Wo werden solche heiklen Fragen in Ihrem Haus entschieden? In der Chefredaktion oder im Intendantenbüro?
Das ist keine einsame Entscheidung eines Intendanten, aber natürlich habe ich die Gesamtverantwortung. Am Ende verschiedener Diskussionsrunden auf Arbeitsebene werde ich einbezogen.
Und Sie halten am Ende die seit Jahrzehnten gepflegte TV-Elefantenrunde weiter für die ideale Form?
Ja – wenn man den politischen Diskurs nicht wechselseitig konditioniert.
Die Kritik in der Öffentlichkeit an den Journalisten wächst.

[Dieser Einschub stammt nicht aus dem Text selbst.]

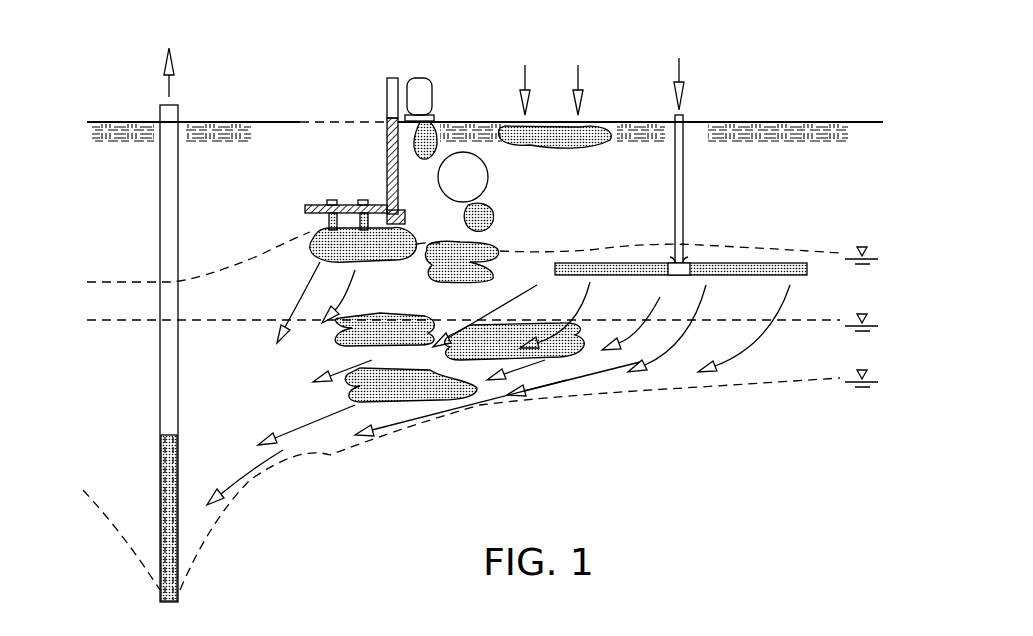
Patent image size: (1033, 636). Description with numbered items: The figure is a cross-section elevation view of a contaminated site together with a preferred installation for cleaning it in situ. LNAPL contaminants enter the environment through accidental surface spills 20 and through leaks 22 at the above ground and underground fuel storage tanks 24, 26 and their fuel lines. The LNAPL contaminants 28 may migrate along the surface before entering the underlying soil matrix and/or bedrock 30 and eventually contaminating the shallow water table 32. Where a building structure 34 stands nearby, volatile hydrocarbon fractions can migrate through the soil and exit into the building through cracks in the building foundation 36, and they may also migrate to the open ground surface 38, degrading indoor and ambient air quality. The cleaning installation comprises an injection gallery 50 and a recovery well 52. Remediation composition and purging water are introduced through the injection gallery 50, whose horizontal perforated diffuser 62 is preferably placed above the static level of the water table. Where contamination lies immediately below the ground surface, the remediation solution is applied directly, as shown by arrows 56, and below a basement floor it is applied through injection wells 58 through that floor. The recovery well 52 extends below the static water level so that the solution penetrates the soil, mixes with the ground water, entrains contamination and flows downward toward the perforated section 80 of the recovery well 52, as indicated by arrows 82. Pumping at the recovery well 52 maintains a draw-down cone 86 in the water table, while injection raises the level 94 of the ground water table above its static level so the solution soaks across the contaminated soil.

The accidental surface spills 20 is at (592, 141).
The leaks 22 is at (432, 133).
The fuel storage tank 24 is at (425, 87).
The fuel storage tank 26 is at (488, 176).
The LNAPL contaminants 28 is at (420, 314).
The soil matrix and/or bedrock 30 is at (822, 206).
The shallow water table 32 is at (874, 318).
The building structure 34 is at (387, 100).
The building foundation 36 is at (387, 200).
The open ground surface 38 is at (212, 121).
The injection gallery 50 is at (683, 137).
The recovery well 52 is at (160, 112).
The arrows 56 is at (578, 78).
The injection wells 58 is at (362, 200).
The horizontal perforated diffuser 62 is at (735, 262).
The perforated section 80 is at (160, 468).
The arrows 82 is at (305, 425).
The draw-down cone 86 is at (876, 376).
The level of the ground water table 94 is at (872, 250).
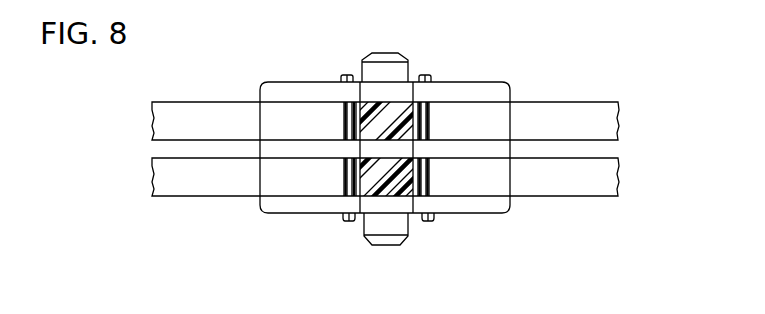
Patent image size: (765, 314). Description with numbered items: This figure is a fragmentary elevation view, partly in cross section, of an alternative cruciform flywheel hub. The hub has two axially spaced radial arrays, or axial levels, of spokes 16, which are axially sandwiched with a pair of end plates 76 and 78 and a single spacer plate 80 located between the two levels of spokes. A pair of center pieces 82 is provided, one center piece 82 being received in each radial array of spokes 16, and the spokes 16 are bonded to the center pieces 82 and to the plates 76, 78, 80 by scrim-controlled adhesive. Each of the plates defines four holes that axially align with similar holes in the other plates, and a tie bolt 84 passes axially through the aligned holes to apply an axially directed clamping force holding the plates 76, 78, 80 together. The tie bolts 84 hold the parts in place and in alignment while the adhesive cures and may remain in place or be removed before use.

The spokes 16 is at (190, 112).
The end plate 76 is at (497, 93).
The end plate 78 is at (490, 203).
The spacer plate 80 is at (497, 150).
The center piece 82 is at (345, 186).
The tie bolt 84 is at (430, 118).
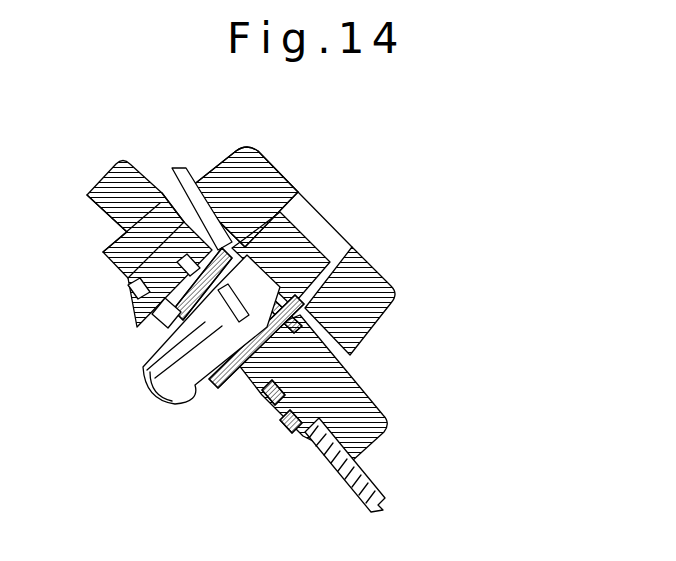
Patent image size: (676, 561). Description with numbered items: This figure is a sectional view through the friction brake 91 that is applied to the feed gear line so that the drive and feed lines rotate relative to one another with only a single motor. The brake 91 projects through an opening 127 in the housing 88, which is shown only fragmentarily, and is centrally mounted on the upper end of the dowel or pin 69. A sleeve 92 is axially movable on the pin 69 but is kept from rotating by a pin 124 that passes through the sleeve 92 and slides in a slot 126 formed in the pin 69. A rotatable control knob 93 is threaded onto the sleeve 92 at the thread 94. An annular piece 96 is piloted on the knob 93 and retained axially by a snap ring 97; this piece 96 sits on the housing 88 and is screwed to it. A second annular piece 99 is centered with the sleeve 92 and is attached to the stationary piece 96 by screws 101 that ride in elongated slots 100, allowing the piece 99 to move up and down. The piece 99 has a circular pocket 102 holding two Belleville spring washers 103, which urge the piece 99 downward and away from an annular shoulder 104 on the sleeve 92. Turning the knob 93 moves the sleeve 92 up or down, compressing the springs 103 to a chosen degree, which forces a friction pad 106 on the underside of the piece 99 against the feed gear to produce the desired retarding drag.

The dowel or pin 69 is at (182, 380).
The housing 88 is at (330, 468).
The friction brake 91 is at (296, 166).
The sleeve 92 is at (312, 252).
The rotatable control knob 93 is at (248, 160).
The threaded connection 94 is at (227, 242).
The annular piece 96 is at (135, 185).
The snap ring 97 is at (333, 323).
The annular piece 99 is at (133, 290).
The elongated slots 100 is at (143, 218).
The screws 101 is at (168, 200).
The circular pocket 102 is at (160, 325).
The Belleville spring washers 103 is at (268, 392).
The annular shoulder 104 is at (110, 237).
The friction pad 106 is at (157, 312).
The pin 124 is at (178, 398).
The slot 126 is at (165, 385).
The opening 127 is at (292, 433).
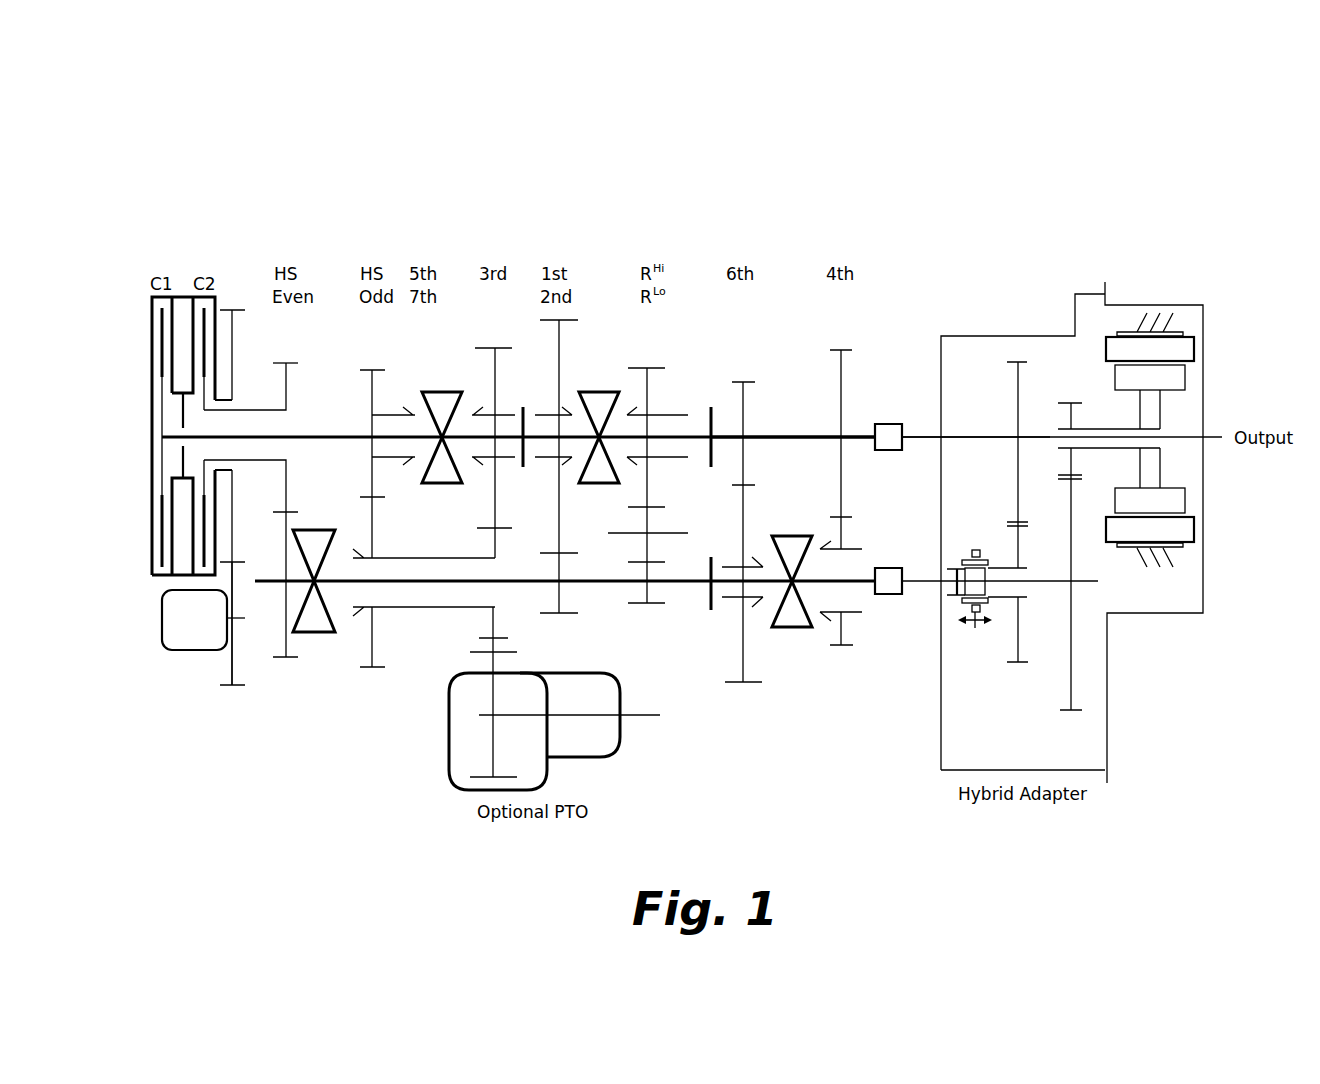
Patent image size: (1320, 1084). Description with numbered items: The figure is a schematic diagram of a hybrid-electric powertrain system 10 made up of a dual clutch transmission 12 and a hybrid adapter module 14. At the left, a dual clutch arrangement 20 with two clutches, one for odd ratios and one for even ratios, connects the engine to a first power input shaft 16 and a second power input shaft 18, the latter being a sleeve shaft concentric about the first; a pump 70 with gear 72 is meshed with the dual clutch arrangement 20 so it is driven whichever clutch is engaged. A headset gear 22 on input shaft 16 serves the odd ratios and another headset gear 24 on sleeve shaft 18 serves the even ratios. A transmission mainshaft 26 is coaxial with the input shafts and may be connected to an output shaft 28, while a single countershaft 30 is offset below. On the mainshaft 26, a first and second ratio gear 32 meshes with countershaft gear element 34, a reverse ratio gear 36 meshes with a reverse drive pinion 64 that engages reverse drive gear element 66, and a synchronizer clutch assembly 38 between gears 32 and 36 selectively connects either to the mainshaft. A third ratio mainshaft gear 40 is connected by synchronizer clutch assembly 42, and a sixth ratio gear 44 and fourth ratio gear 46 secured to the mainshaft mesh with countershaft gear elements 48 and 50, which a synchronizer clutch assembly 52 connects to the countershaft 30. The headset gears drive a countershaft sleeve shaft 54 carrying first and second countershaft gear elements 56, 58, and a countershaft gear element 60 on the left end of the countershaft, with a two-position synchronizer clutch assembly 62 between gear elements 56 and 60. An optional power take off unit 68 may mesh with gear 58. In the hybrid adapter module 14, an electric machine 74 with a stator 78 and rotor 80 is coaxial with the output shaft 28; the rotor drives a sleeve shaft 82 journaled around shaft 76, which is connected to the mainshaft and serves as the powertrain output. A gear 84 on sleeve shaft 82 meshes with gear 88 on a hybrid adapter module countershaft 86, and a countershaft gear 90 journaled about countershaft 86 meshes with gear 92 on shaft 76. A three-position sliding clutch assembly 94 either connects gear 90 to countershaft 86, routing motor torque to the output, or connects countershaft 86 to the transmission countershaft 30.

The hybrid-electric powertrain system 10 is at (855, 200).
The dual clutch transmission 12 is at (540, 190).
The hybrid adapter module 14 is at (1153, 305).
The first power input shaft 16 is at (357, 437).
The second power input shaft 18 is at (277, 408).
The dual clutch arrangement 20 is at (183, 290).
The headset gear 22 is at (372, 368).
The headset gear 24 is at (293, 362).
The transmission mainshaft 26 is at (772, 437).
The output shaft 28 is at (1215, 435).
The countershaft 30 is at (677, 583).
The first ratio and second ratio gear 32 is at (570, 320).
The countershaft gear element 34 is at (558, 610).
The low reverse ratio and high reverse ratio gear 36 is at (640, 368).
The ratio change synchronizer clutch assembly 38 is at (607, 392).
The third ratio mainshaft gear 40 is at (487, 348).
The synchronizer clutch assembly 42 is at (443, 392).
The sixth ratio mainshaft gear 44 is at (747, 382).
The fourth ratio mainshaft gear 46 is at (847, 350).
The gear element 48 is at (753, 682).
The gear element 50 is at (847, 645).
The synchronizer clutch assembly 52 is at (800, 628).
The countershaft sleeve shaft 54 is at (437, 610).
The first countershaft gear element 56 is at (377, 670).
The second countershaft gear element 58 is at (488, 636).
The countershaft gear element 60 is at (277, 660).
The synchronizer clutch assembly 62 is at (314, 636).
The reverse drive pinion 64 is at (648, 553).
The reverse drive gear element 66 is at (658, 605).
The power take off unit 68 is at (623, 728).
The pump 70 is at (162, 628).
The gear 72 is at (232, 673).
The electric machine 74 is at (1175, 592).
The shaft 76 is at (1006, 440).
The stator 78 is at (1197, 348).
The rotor 80 is at (1187, 500).
The sleeve shaft 82 is at (1123, 428).
The gear 84 is at (1065, 403).
The hybrid adapter module countershaft 86 is at (1083, 583).
The gear 88 is at (1073, 712).
The countershaft gear 90 is at (1022, 662).
The gear 92 is at (1012, 364).
The sliding clutch assembly 94 is at (962, 655).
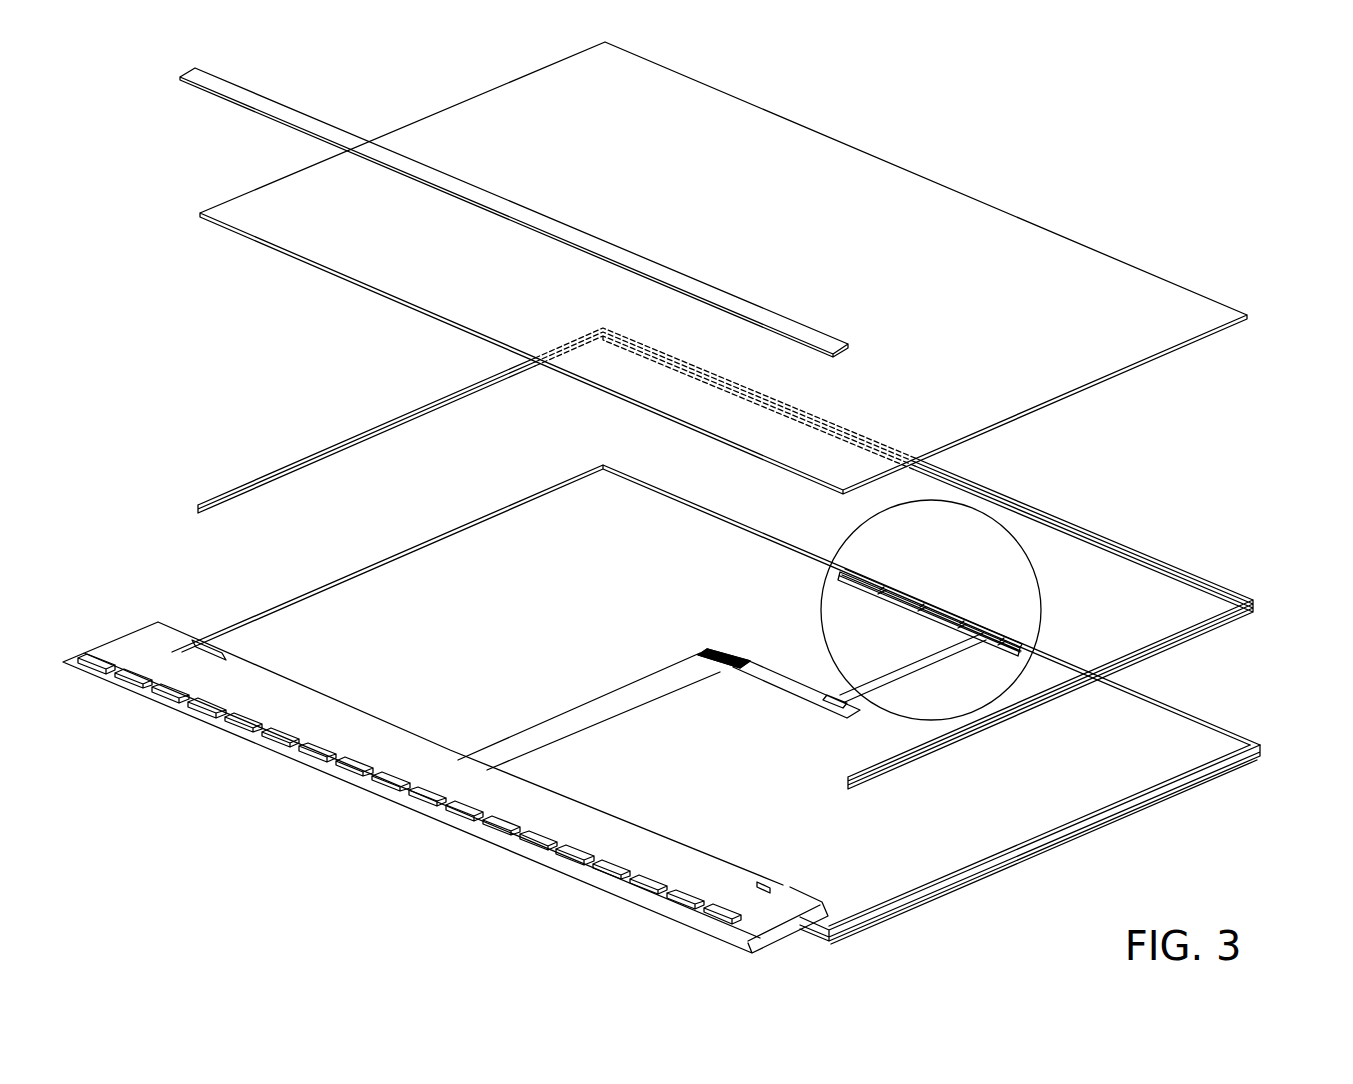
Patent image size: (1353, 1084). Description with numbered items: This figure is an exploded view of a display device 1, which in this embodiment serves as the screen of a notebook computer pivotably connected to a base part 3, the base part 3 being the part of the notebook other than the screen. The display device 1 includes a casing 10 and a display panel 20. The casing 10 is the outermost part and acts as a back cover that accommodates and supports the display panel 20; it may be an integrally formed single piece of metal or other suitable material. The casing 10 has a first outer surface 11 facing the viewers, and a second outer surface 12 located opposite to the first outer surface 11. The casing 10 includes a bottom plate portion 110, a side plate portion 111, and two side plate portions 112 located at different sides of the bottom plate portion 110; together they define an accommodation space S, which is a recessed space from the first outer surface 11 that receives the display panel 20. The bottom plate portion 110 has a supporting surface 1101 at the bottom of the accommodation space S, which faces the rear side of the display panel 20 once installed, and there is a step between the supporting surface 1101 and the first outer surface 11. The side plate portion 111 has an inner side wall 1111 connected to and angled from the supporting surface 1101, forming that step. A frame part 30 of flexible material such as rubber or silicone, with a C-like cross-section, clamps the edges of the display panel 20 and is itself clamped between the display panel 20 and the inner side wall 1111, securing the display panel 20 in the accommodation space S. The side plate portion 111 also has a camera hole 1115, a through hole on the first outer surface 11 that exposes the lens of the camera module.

The display device 1 is at (701, 497).
The base part 3 is at (153, 655).
The casing 10 is at (756, 688).
The first outer surface 11 is at (1180, 755).
The second outer surface 12 is at (1033, 858).
The display panel 20 is at (1103, 300).
The frame part 30 is at (1160, 555).
The bottom plate portion 110 is at (667, 658).
The side plate portion 111 is at (869, 590).
The side plate portions 112 is at (425, 533).
The supporting surface 1101 is at (660, 557).
The inner side wall 1111 is at (745, 530).
The camera hole 1115 is at (930, 592).
The accommodation space S is at (1147, 747).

Sind bei der Berichterstattung über die Flüchtlingskrise in Ihrem Haus Fehler gemacht worden?
Ich glaube nicht, dass ein Journalist bewusst Ausschnitte der Realität weglässt. Manch einer mag subjektive blinde Flecke in der Wahrnehmung haben – aber ein massenhaftes Phänomen ist das nicht. Ich glaube, dass man sehr wohl über alle Umstände berichtet und nichts unterschlagen hat. Der SWR hat sich nichts vorzuwerfen. Aber wir leben eben in einer Zeit, in der Verschwörungstheorien Hochkonjunktur haben und in nach außen abgeschlossenen Facebook-Gruppen gepflegt werden. Qualitätsmedien sind deswegen umso nötiger. Wir sind kein Verkündungsblatt, in dem jeder unhinterfragt seine Parolen verbreiten kann.
Gerade das Fernsehen berichtet heute viel emotionaler über politische Themen als früher, das steigert das Interesse der Zuschauer. Spüren wir nun die Nebenwirkungen dieses Trends? Sind uns Sachlichkeit und Nüchternheit verloren gegangen?
In der Gesellschaft mag es insgesamt emotionaler zugehen. In der politischen Berichterstattung aber am allerwenigsten. Selbst wenn man heute nüchtern berichtet, gibt es aber einen starken Drang in der Öffentlichkeit, vieles zu skandalisieren. Ich sehe den öffentlich-rechtlichen Rundfunk weiter als eine Stimme der Vernunft.
Sicher? Eine Sendung wie beispielsweise „Hart aber Fair“ will doch erregen.
Aber fair! Unsere öffentlichen Debatten sind vielleicht insgesamt härter geworden, das hat aber nichts mit Emotionalisierung zu tun. Die Sendung „Hart aber Fair“ ist in ihrem Kern ein Faktencheck. Ich glaube, zur Emotionalisierung trägt eher die Hybris mancher Edelfedern bei, die meinen, Journalismus bestünde daraus, die bessere Politik zu machen.
Ein anderer Vorwurf in den Netzwerken lautet, der öffentlich-rechtliche Rundfunk sei zu staatsnah und eigentlich gesteuert.
Früher gab es weitaus mehr Politiker in unseren Aufsichtsgremien. Das ist längst passé.
Bei der Festlegung der Höhe des Rundfunkbeitrags sind Sie von der Politik abhängig. Ein Druckmittel?
Nicht umsonst gibt es die unabhängige Kommission zur Ermittlung des Finanzbedarfs, die KEF, die über unseren Finanzierungsbedarf urteilt. Unabhängige Experten stellen also fest, wie viel Geld wir brauchen. Durch dieses Verfahren wird die verfassungsrechtlich gebotene Staatsferne garantiert.
Jedenfalls hat der öffentlich-rechtliche Rundfunk in Zukunft ein neues, wichtiges Thema: Unterstützung bei der Integration der Einwanderer. Welche Pläne haben Sie?
In einer ersten Phase haben wir konkrete Hilfe angeboten – zum Beispiel Sprachkurse. Außerdem haben sowohl die Deutsche Welle als auch ARD und ZDF Sendungen mit arabischen Untertiteln im Programm.
In den siebziger Jahren gab es ja die „Gastarbeiterprogramme“.
Ein gutes Beispiel. Diese Sendungen damals fanden ja in mehreren Sprachen statt. Vor ein paar Jahren hat man dann gesagt, jetzt sind die Menschen hier angekommen, jetzt wird das Programm auf Deutsch umgestellt. Vielleicht fängt so ein Prozess gerade wieder an. Sicher werden wir aber nicht auf Dauer fremdsprachige Angebote machen. Schließlich soll ja keine Parallelwelt aufgebaut werden.